Male Y chromosomes evolving faster, reveals DNA analysis of humans and apes

A groundbreaking study has shed light on the dramatic evolution of the Y chromosome, also known as the male sex chromosome. Scientists analysed ape sex chromosomes and discovered that only a small fraction of the DNA sequences in the primates’ Y chromosome — 14-27 per cent — are relatively the same as their human counterparts, suggesting a much faster rate of its evolution.

Remarkably, the X chromosome, which is present in both males and females, has remained more stable. Over 90 per cent of the ape X chromosome sequences aligned [staying relatively the same over the course of evolution] to the human X chromosome, the study published in journal Nature noted. 

X and Y chromosomes play roles in sexual development and fertility, along with many other biological functions.  

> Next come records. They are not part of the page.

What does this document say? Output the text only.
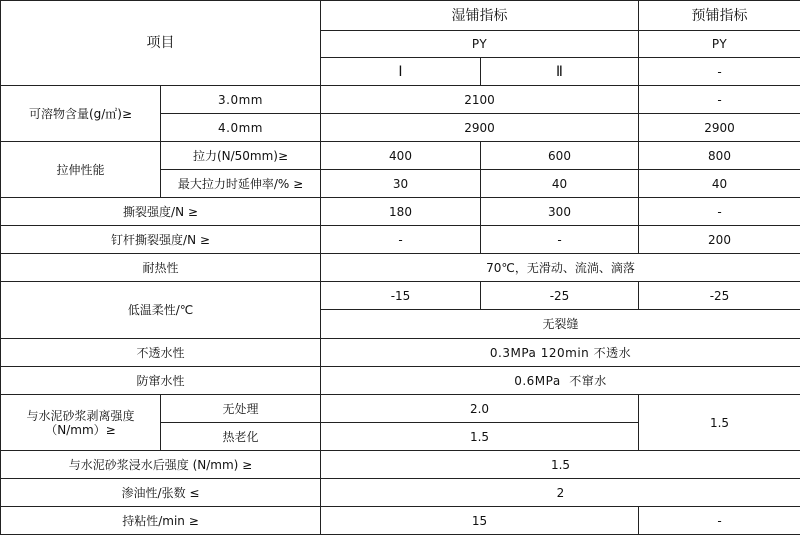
项目		湿铺指标		预铺指标
		PY		PY
		Ⅰ	Ⅱ	-
可溶物含量(g/㎡)≥	3.0mm	2100		-
	4.0mm	2900		2900
拉伸性能	拉力(N/50mm)≥	400	600	800
	最大拉力时延伸率/% ≥	30	40	40
撕裂强度/N ≥		180	300	-
钉杆撕裂强度/N ≥		-	-	200
耐热性		70℃，无滑动、流淌、滴落		
低温柔性/℃		-15	-25	-25
		无裂缝		
不透水性		0.3MPa 120min 不透水		
防窜水性		0.6MPa  不窜水		
与水泥砂浆剥离强度（N/mm）≥	无处理	2.0		1.5
	热老化	1.5		
与水泥砂浆浸水后强度 (N/mm) ≥		1.5		
渗油性/张数 ≤		2		
持粘性/min ≥		15		-
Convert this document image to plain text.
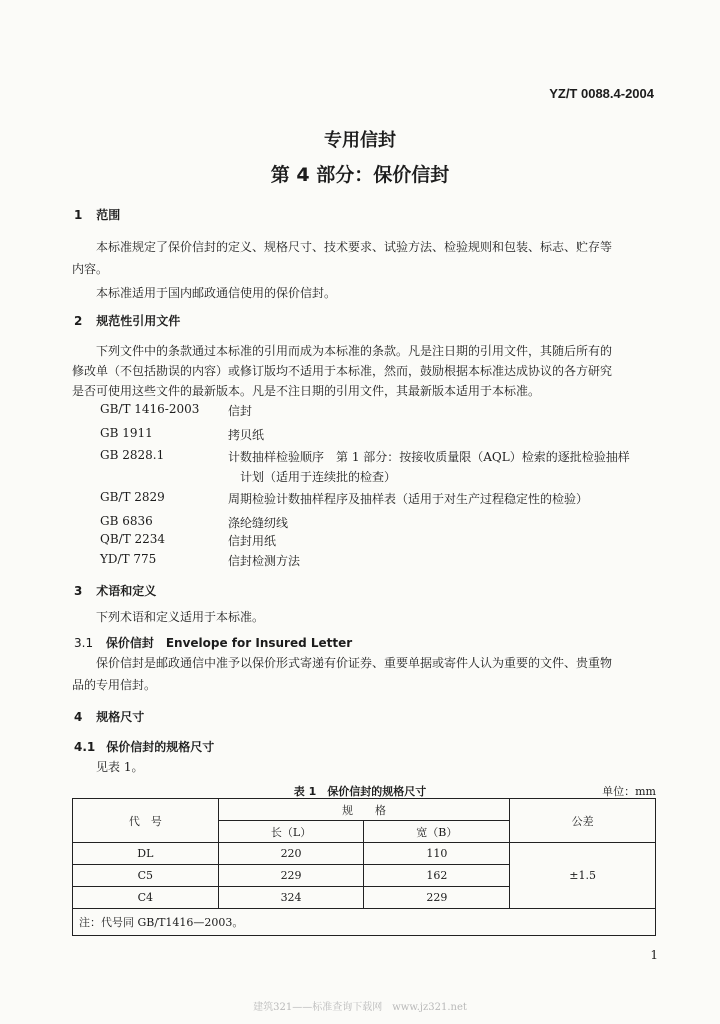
YZ/T 0088.4-2004
专用信封
第 4 部分：保价信封
1 范围
本标准规定了保价信封的定义、规格尺寸、技术要求、试验方法、检验规则和包装、标志、贮存等
内容。
本标准适用于国内邮政通信使用的保价信封。
2 规范性引用文件
下列文件中的条款通过本标准的引用而成为本标准的条款。凡是注日期的引用文件，其随后所有的
修改单（不包括勘误的内容）或修订版均不适用于本标准，然而，鼓励根据本标准达成协议的各方研究
是否可使用这些文件的最新版本。凡是不注日期的引用文件，其最新版本适用于本标准。
GB/T 1416-2003 信封
GB 1911	拷贝纸
GB 2828.1	计数抽样检验顺序　第 1 部分：按接收质量限（AQL）检索的逐批检验抽样
计划（适用于连续批的检查）
GB/T 2829	周期检验计数抽样程序及抽样表（适用于对生产过程稳定性的检验）
GB 6836	涤纶缝纫线
QB/T 2234	信封用纸
YD/T 775	信封检测方法
3 术语和定义
下列术语和定义适用于本标准。
3.1 保价信封　Envelope for Insured Letter
保价信封是邮政通信中准予以保价形式寄递有价证券、重要单据或寄件人认为重要的文件、贵重物
品的专用信封。
4 规格尺寸
4.1 保价信封的规格尺寸
见表 1。
表 1　保价信封的规格尺寸	单位：mm
代　号	规　　格		公差
	长（L）	宽（B）	
DL	220	110	±1.5
C5	229	162	
C4	324	229	
注：代号同 GB/T1416—2003。			
1
建筑321——标准查询下载网　www.jz321.net
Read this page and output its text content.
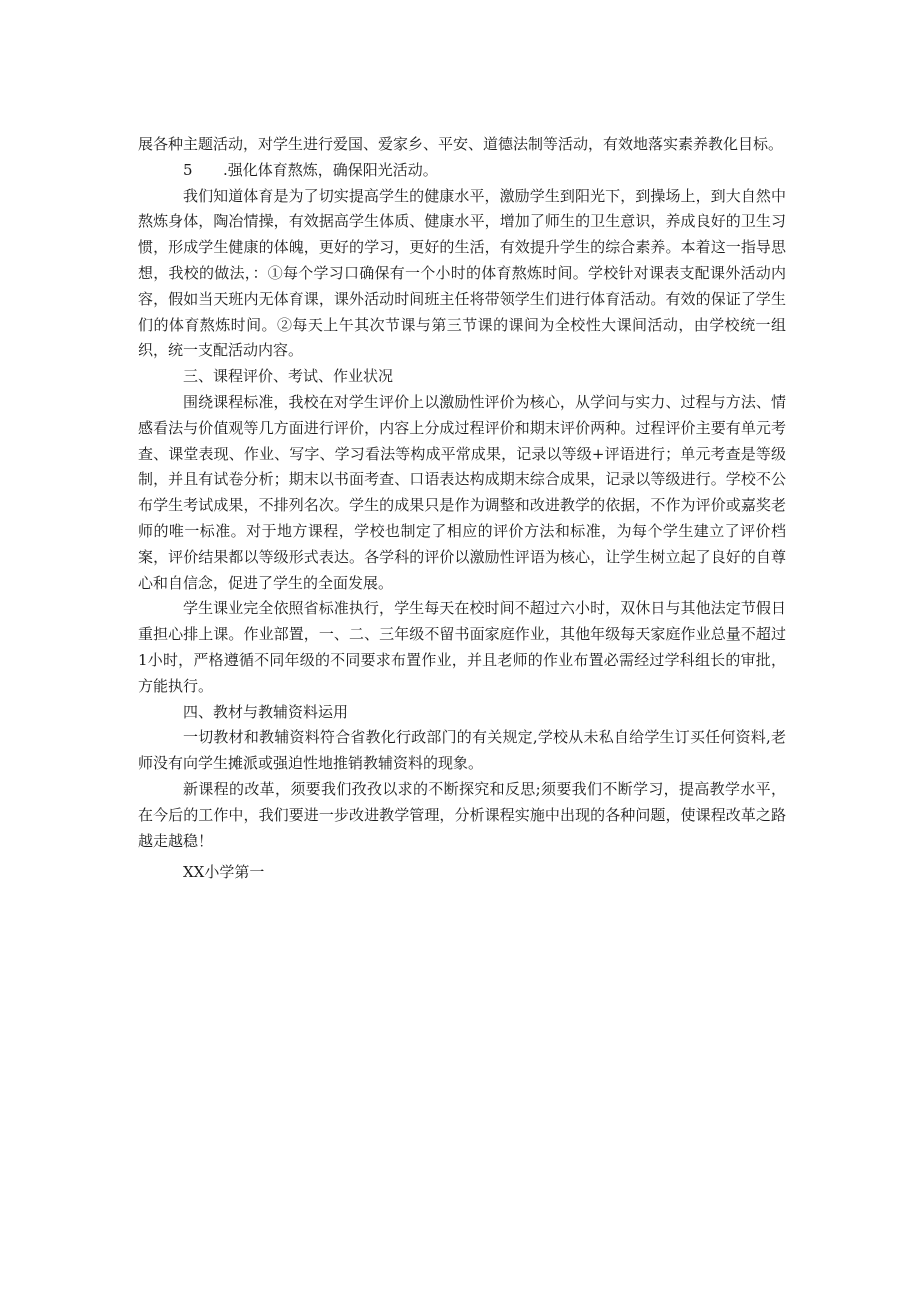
展各种主题活动，对学生进行爱国、爱家乡、平安、道德法制等活动，有效地落实素养教化目标。

5 .强化体育熬炼，确保阳光活动。

我们知道体育是为了切实提高学生的健康水平，激励学生到阳光下，到操场上，到大自然中熬炼身体，陶冶情操，有效据高学生体质、健康水平，增加了师生的卫生意识，养成良好的卫生习惯，形成学生健康的体魄，更好的学习，更好的生活，有效提升学生的综合素养。本着这一指导思想，我校的做法，：①每个学习口确保有一个小时的体育熬炼时间。学校针对课表支配课外活动内容，假如当天班内无体育课，课外活动时间班主任将带领学生们进行体育活动。有效的保证了学生们的体育熬炼时间。②每天上午其次节课与第三节课的课间为全校性大课间活动，由学校统一组织，统一支配活动内容。

三、课程评价、考试、作业状况

围绕课程标准，我校在对学生评价上以激励性评价为核心，从学问与实力、过程与方法、情感看法与价值观等几方面进行评价，内容上分成过程评价和期末评价两种。过程评价主要有单元考查、课堂表现、作业、写字、学习看法等构成平常成果，记录以等级+评语进行；单元考查是等级制，并且有试卷分析；期末以书面考查、口语表达构成期末综合成果，记录以等级进行。学校不公布学生考试成果，不排列名次。学生的成果只是作为调整和改进教学的依据，不作为评价或嘉奖老师的唯一标准。对于地方课程，学校也制定了相应的评价方法和标准，为每个学生建立了评价档案，评价结果都以等级形式表达。各学科的评价以激励性评语为核心，让学生树立起了良好的自尊心和自信念，促进了学生的全面发展。

学生课业完全依照省标准执行，学生每天在校时间不超过六小时，双休日与其他法定节假日重担心排上课。作业部置，一、二、三年级不留书面家庭作业，其他年级每天家庭作业总量不超过1小时，严格遵循不同年级的不同要求布置作业，并且老师的作业布置必需经过学科组长的审批，方能执行。

四、教材与教辅资料运用

一切教材和教辅资料符合省教化行政部门的有关规定,学校从未私自给学生订买任何资料,老师没有向学生摊派或强迫性地推销教辅资料的现象。

新课程的改革，须要我们孜孜以求的不断探究和反思;须要我们不断学习，提高教学水平，在今后的工作中，我们要进一步改进教学管理，分析课程实施中出现的各种问题，使课程改革之路越走越稳！

XX小学第一
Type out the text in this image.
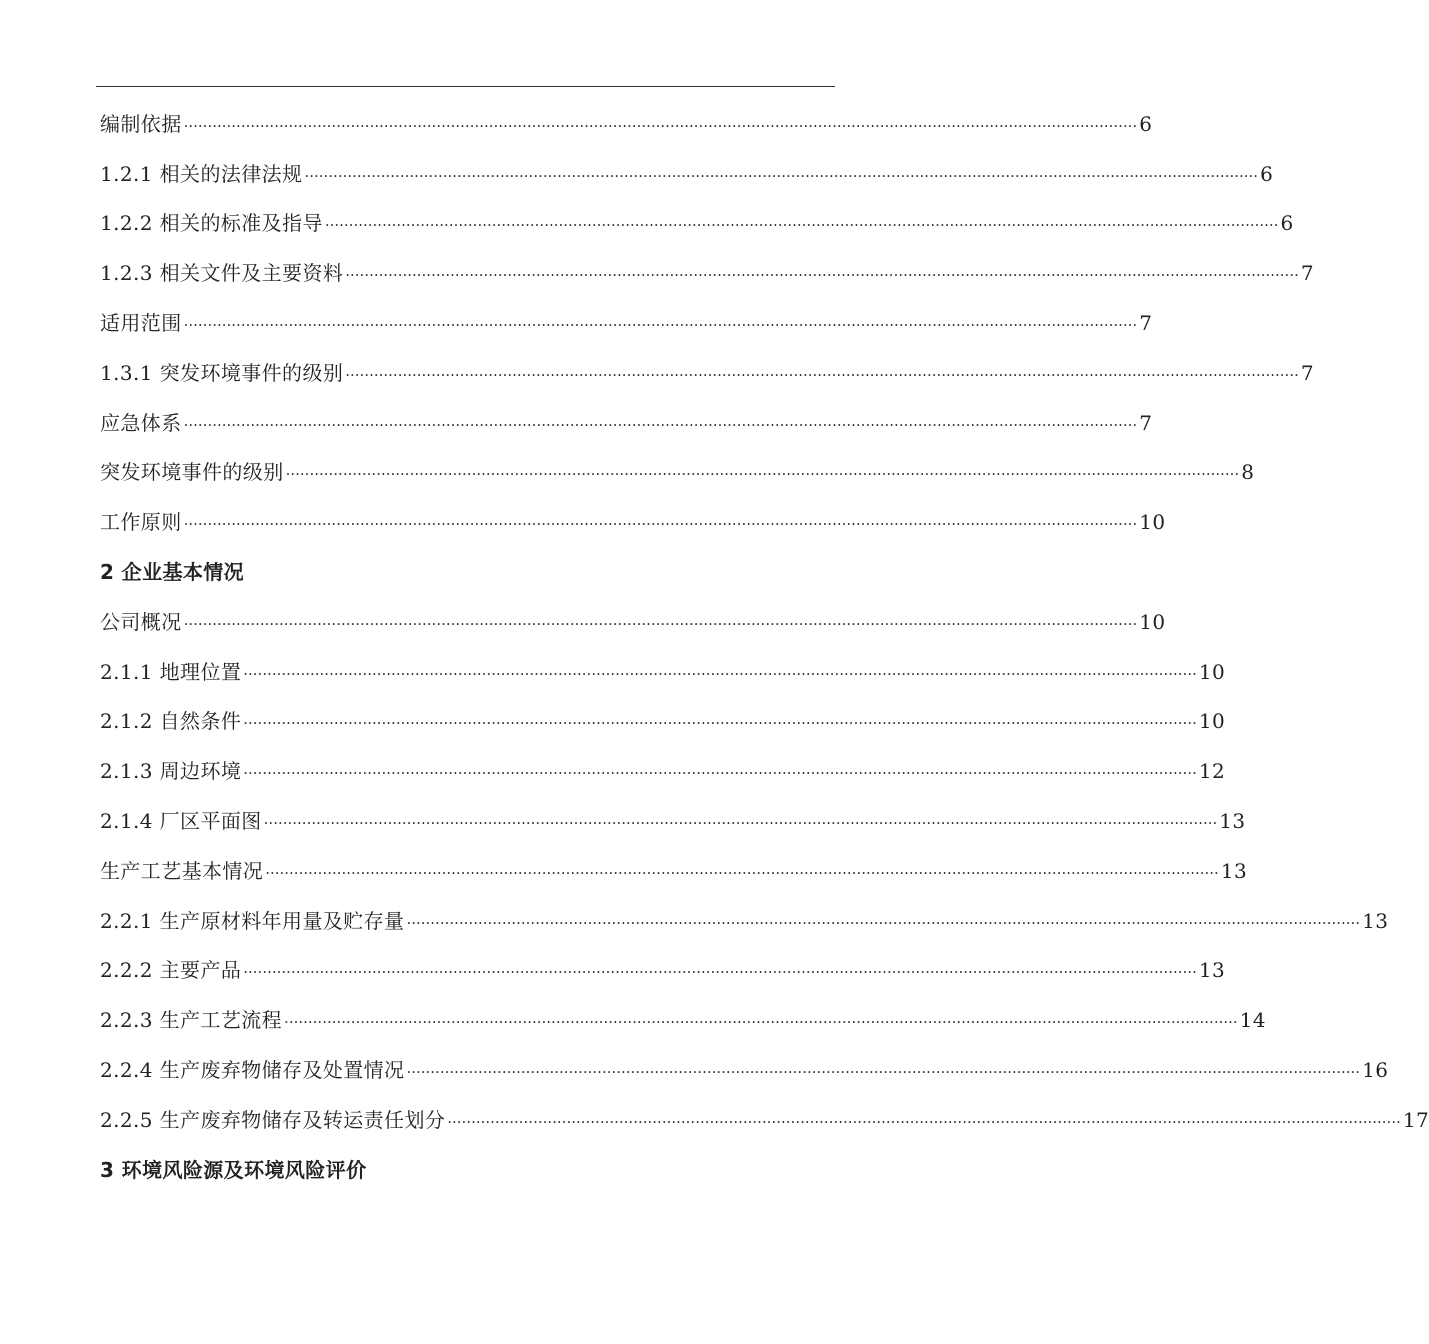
编制依据 ········································································································································································································ 6
1.2.1 相关的法律法规 ········································································································································································································ 6
1.2.2 相关的标准及指导 ········································································································································································································ 6
1.2.3 相关文件及主要资料 ········································································································································································································ 7
适用范围 ········································································································································································································ 7
1.3.1 突发环境事件的级别 ········································································································································································································ 7
应急体系 ········································································································································································································ 7
突发环境事件的级别 ········································································································································································································ 8
工作原则 ········································································································································································································ 10
2 企业基本情况
公司概况 ········································································································································································································ 10
2.1.1 地理位置 ········································································································································································································ 10
2.1.2 自然条件 ········································································································································································································ 10
2.1.3 周边环境 ········································································································································································································ 12
2.1.4 厂区平面图 ········································································································································································································ 13
生产工艺基本情况 ········································································································································································································ 13
2.2.1 生产原材料年用量及贮存量 ········································································································································································································ 13
2.2.2 主要产品 ········································································································································································································ 13
2.2.3 生产工艺流程 ········································································································································································································ 14
2.2.4 生产废弃物储存及处置情况 ········································································································································································································ 16
2.2.5 生产废弃物储存及转运责任划分 ········································································································································································································ 17
3 环境风险源及环境风险评价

“Some of these [ape] species diverged from the human lineage only seven million years ago, which is not a lot of time in terms of evolution. This shows that the Y chromosomes are evolving very fast,” Kateryna Makova, professor at Pennsylvania State University and one of the study’s authors, said in a statement.

Prior to this study, sex chromosomes in our closest relatives, non-human apes, were only partially characterised, despite the fact that human sex chromosomes had been completely sequenced.

So the team set out to sequence the sex chromosomes of six ape species and investigate their structure and evolution.

They included great apes — bonobo, chimpanzee, western lowland gorilla, Bornean orangutan and Sumatran orangutan and siamang, representing gibbons (lesser apes).

Bornean and Sumatran orangutans diverged from each other approximately 1 million years ago, while chimpanzee and bonobo diverged around 2.5 million years ago. The human lineage diverged from the different ape lineages roughly 7-20 million years ago.

The scientists also used a computational tool known as alignment to identify chromosomal regions that have remained relatively unchanged throughout evolution. This information could shed light on how different evolutionary pressures affect different parts of the genome.

The faster evolution of Y chromosomes could be explained by the fact that sperm production requires more DNA replication, which increases the likelihood of mutations occurring, as compared to egg production. 

The study also discovered that Y chromosomes between ape species varied more than X chromosomes. For example, the male chromosome of the Sumatran orangutan is twice as long as that of gibbons.

Further, about 71–85 per cent and 62–66 per cent of Y and X chromosome lengths, respectively, are made up of repetitive elements (sequences). 

One type of repeat is the palindrome, similar to language palindromes such as “racecar” or “kayak,” in which the letters in the first half of the word repeat in reverse in the second half of the word. This means the sequence of the letters is the same forwards and backwards. 

DNA is made up of four letters, representing four chemicals: Adenine, guanine, cytosine and thymine. The DNA palindromes can be over one hundred thousand letters long. The DNA palindromes on the primate X and Y chromosomes almost always contain genes, a unit of heredity passed from parent to offspring. 

The genes on the palindrome repeat in many copies along the length of the chromosome. This effectively acts as a backup copy because each cell hosts only one Y chromosome. If a gene on the Y chromosome is damaged, the copies could help repair the damage.

Studying sex chromosomes does not just help understand human evolution, it can also explain ape sex chromosome evolution, which could inform conservation efforts in non-human ape species, all of which are endangered.